En effet, Larbaoui Mounir, ancien ancien Procureur à la Cour de Bir Mourad Rais ainsi que  Draâ El Miza (Tizi-Ouzou) et Blida et son épouse, Deramachia ALIDA épouse Larbaoui  (propriétaire de la villa), ont simplement décidé d’interdire le stationnement sur la voie publique en y implantant des  Pots de fleurs en ciment gris rétrécissant ainsi encore davantage une ruelle incapable d’abriter une circulation routière en bonne et due forme.

Cet ancien Procureur de la République mis à la retraite depuis 3 ans considère qu’il a totalement le droit de modifier le tracé de la voie publique pour la simple raison de renforcer la clôture de sa résidence.
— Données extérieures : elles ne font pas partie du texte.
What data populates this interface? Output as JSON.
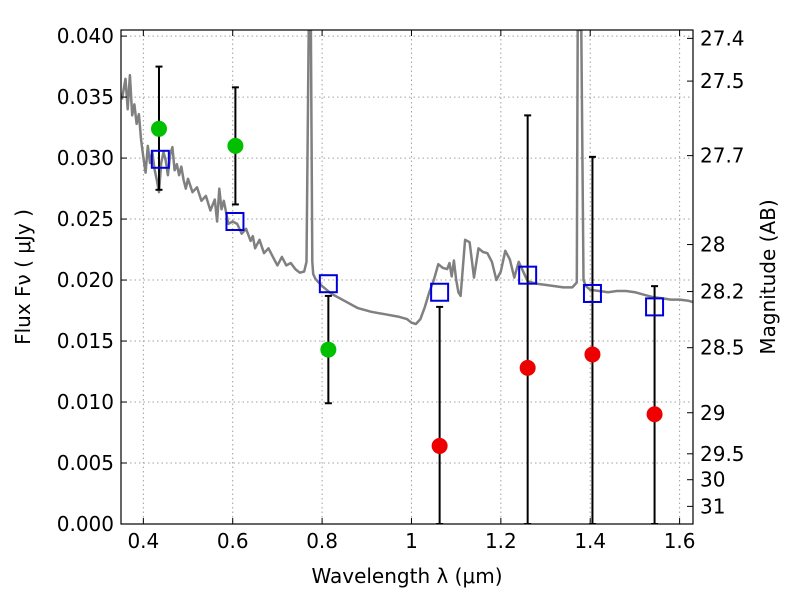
{
  "chart_data": {
    "type": "scatter",
    "title": "",
    "xlabel": "Wavelength  λ (μm)",
    "ylabel": "Flux  Fν  ( μJy )",
    "y2label": "Magnitude (AB)",
    "xlim": [
      0.35,
      1.63
    ],
    "ylim": [
      0.0,
      0.0405
    ],
    "grid": true,
    "x_ticks": [
      {
        "v": 0.4,
        "label": "0.4"
      },
      {
        "v": 0.6,
        "label": "0.6"
      },
      {
        "v": 0.8,
        "label": "0.8"
      },
      {
        "v": 1.0,
        "label": "1"
      },
      {
        "v": 1.2,
        "label": "1.2"
      },
      {
        "v": 1.4,
        "label": "1.4"
      },
      {
        "v": 1.6,
        "label": "1.6"
      }
    ],
    "y_ticks": [
      {
        "v": 0.0,
        "label": "0.000"
      },
      {
        "v": 0.005,
        "label": "0.005"
      },
      {
        "v": 0.01,
        "label": "0.010"
      },
      {
        "v": 0.015,
        "label": "0.015"
      },
      {
        "v": 0.02,
        "label": "0.020"
      },
      {
        "v": 0.025,
        "label": "0.025"
      },
      {
        "v": 0.03,
        "label": "0.030"
      },
      {
        "v": 0.035,
        "label": "0.035"
      },
      {
        "v": 0.04,
        "label": "0.040"
      }
    ],
    "y2_ticks": [
      {
        "mag": 27.4,
        "label": "27.4"
      },
      {
        "mag": 27.5,
        "label": "27.5"
      },
      {
        "mag": 27.7,
        "label": "27.7"
      },
      {
        "mag": 28,
        "label": "28"
      },
      {
        "mag": 28.2,
        "label": "28.2"
      },
      {
        "mag": 28.5,
        "label": "28.5"
      },
      {
        "mag": 29,
        "label": "29"
      },
      {
        "mag": 29.5,
        "label": "29.5"
      },
      {
        "mag": 30,
        "label": "30"
      },
      {
        "mag": 31,
        "label": "31"
      }
    ],
    "colors": {
      "model": "#808080",
      "green": "#00c000",
      "red": "#ee0000",
      "square": "#0000dd",
      "errorbar": "#000000",
      "grid": "#a0a0a0"
    },
    "series": [
      {
        "kind": "model_sed_line",
        "x": [
          0.352,
          0.36,
          0.365,
          0.37,
          0.375,
          0.38,
          0.385,
          0.39,
          0.395,
          0.4,
          0.405,
          0.41,
          0.415,
          0.42,
          0.425,
          0.43,
          0.435,
          0.44,
          0.445,
          0.45,
          0.455,
          0.46,
          0.465,
          0.47,
          0.475,
          0.48,
          0.485,
          0.49,
          0.495,
          0.5,
          0.51,
          0.52,
          0.53,
          0.54,
          0.55,
          0.56,
          0.565,
          0.57,
          0.575,
          0.58,
          0.585,
          0.59,
          0.6,
          0.61,
          0.62,
          0.63,
          0.64,
          0.645,
          0.65,
          0.66,
          0.67,
          0.68,
          0.69,
          0.7,
          0.71,
          0.72,
          0.73,
          0.74,
          0.75,
          0.76,
          0.765,
          0.77,
          0.772,
          0.775,
          0.778,
          0.78,
          0.785,
          0.79,
          0.8,
          0.82,
          0.85,
          0.88,
          0.91,
          0.94,
          0.97,
          0.99,
          1.0,
          1.01,
          1.02,
          1.03,
          1.04,
          1.05,
          1.06,
          1.07,
          1.08,
          1.085,
          1.09,
          1.095,
          1.1,
          1.105,
          1.11,
          1.12,
          1.13,
          1.14,
          1.15,
          1.16,
          1.17,
          1.18,
          1.19,
          1.2,
          1.21,
          1.22,
          1.23,
          1.24,
          1.26,
          1.28,
          1.3,
          1.32,
          1.34,
          1.36,
          1.37,
          1.372,
          1.375,
          1.38,
          1.385,
          1.39,
          1.4,
          1.42,
          1.44,
          1.46,
          1.48,
          1.5,
          1.52,
          1.54,
          1.56,
          1.58,
          1.6,
          1.62,
          1.63
        ],
        "y": [
          0.0348,
          0.0365,
          0.034,
          0.0368,
          0.0335,
          0.0344,
          0.0328,
          0.0336,
          0.0315,
          0.0301,
          0.0288,
          0.031,
          0.0296,
          0.0305,
          0.0291,
          0.0282,
          0.0272,
          0.0296,
          0.0305,
          0.0298,
          0.0286,
          0.0303,
          0.0309,
          0.029,
          0.0295,
          0.0286,
          0.0293,
          0.0282,
          0.0275,
          0.0283,
          0.0272,
          0.0276,
          0.0265,
          0.0269,
          0.0257,
          0.0266,
          0.0248,
          0.0275,
          0.0258,
          0.0265,
          0.0256,
          0.0246,
          0.0248,
          0.0246,
          0.0238,
          0.0242,
          0.0232,
          0.0236,
          0.0226,
          0.0233,
          0.0222,
          0.0226,
          0.0219,
          0.0212,
          0.0219,
          0.0212,
          0.0214,
          0.0209,
          0.0206,
          0.0207,
          0.0215,
          0.0405,
          0.0405,
          0.0405,
          0.0215,
          0.0205,
          0.0201,
          0.0199,
          0.0195,
          0.0189,
          0.0183,
          0.0177,
          0.0174,
          0.0172,
          0.017,
          0.0168,
          0.0165,
          0.0164,
          0.0168,
          0.0178,
          0.019,
          0.02,
          0.0213,
          0.021,
          0.0209,
          0.0214,
          0.0203,
          0.0216,
          0.02,
          0.019,
          0.0187,
          0.0233,
          0.0231,
          0.0202,
          0.0226,
          0.0223,
          0.0222,
          0.0215,
          0.02,
          0.0207,
          0.0224,
          0.0217,
          0.0202,
          0.0215,
          0.0199,
          0.0197,
          0.0196,
          0.0195,
          0.0194,
          0.0194,
          0.0198,
          0.0405,
          0.0405,
          0.0405,
          0.02,
          0.0195,
          0.0192,
          0.0191,
          0.019,
          0.0191,
          0.0191,
          0.019,
          0.0188,
          0.0186,
          0.0185,
          0.0184,
          0.0184,
          0.0183,
          0.0182
        ]
      },
      {
        "kind": "model_squares",
        "x": [
          0.438,
          0.605,
          0.814,
          1.063,
          1.26,
          1.405,
          1.544
        ],
        "y": [
          0.0299,
          0.0248,
          0.0197,
          0.019,
          0.0204,
          0.0189,
          0.0178
        ]
      },
      {
        "kind": "observed_green",
        "x": [
          0.435,
          0.606,
          0.814
        ],
        "y": [
          0.0324,
          0.031,
          0.0143
        ],
        "err_low": [
          0.0274,
          0.0262,
          0.0099
        ],
        "err_high": [
          0.0375,
          0.0358,
          0.0187
        ]
      },
      {
        "kind": "observed_red",
        "x": [
          1.063,
          1.26,
          1.405,
          1.544
        ],
        "y": [
          0.0064,
          0.0128,
          0.0139,
          0.009
        ],
        "err_low": [
          0.0,
          0.0,
          0.0,
          0.0
        ],
        "err_high": [
          0.0178,
          0.0335,
          0.0301,
          0.0195
        ]
      }
    ]
  }
}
Cet ancien homme de loi a été le premier à violer toutes les lois en vigueur notamment l’article 138 du code Civil concernant la Responsabilité du fait des choses en cas d’accident.  

Cet abus de pouvoir a ému la population de ce quartier algérois qui n’en peuvent plus des agissements de cet ancien haut commis de l’Etat. Ce dernier n’en est pas à son premier dérapage puisqu’il avait auparavant empiété sur la voie publique en repoussant  les mûrs de sa résidence sur une distance d’un mètre  au niveau de la façade en construisant sa porte d’entrée du haut ( voir image 2 ) en faisant fi ainsi de l’intégrité inviolable de l’espace public. L’ancien Procureur a même construit sur la rigole d’évacuation des eaux de pluie  du quartier en détournant, encore et toujours,  50 centimètres de la surface de la voie publique sur le reste de la clôture de sa maison.   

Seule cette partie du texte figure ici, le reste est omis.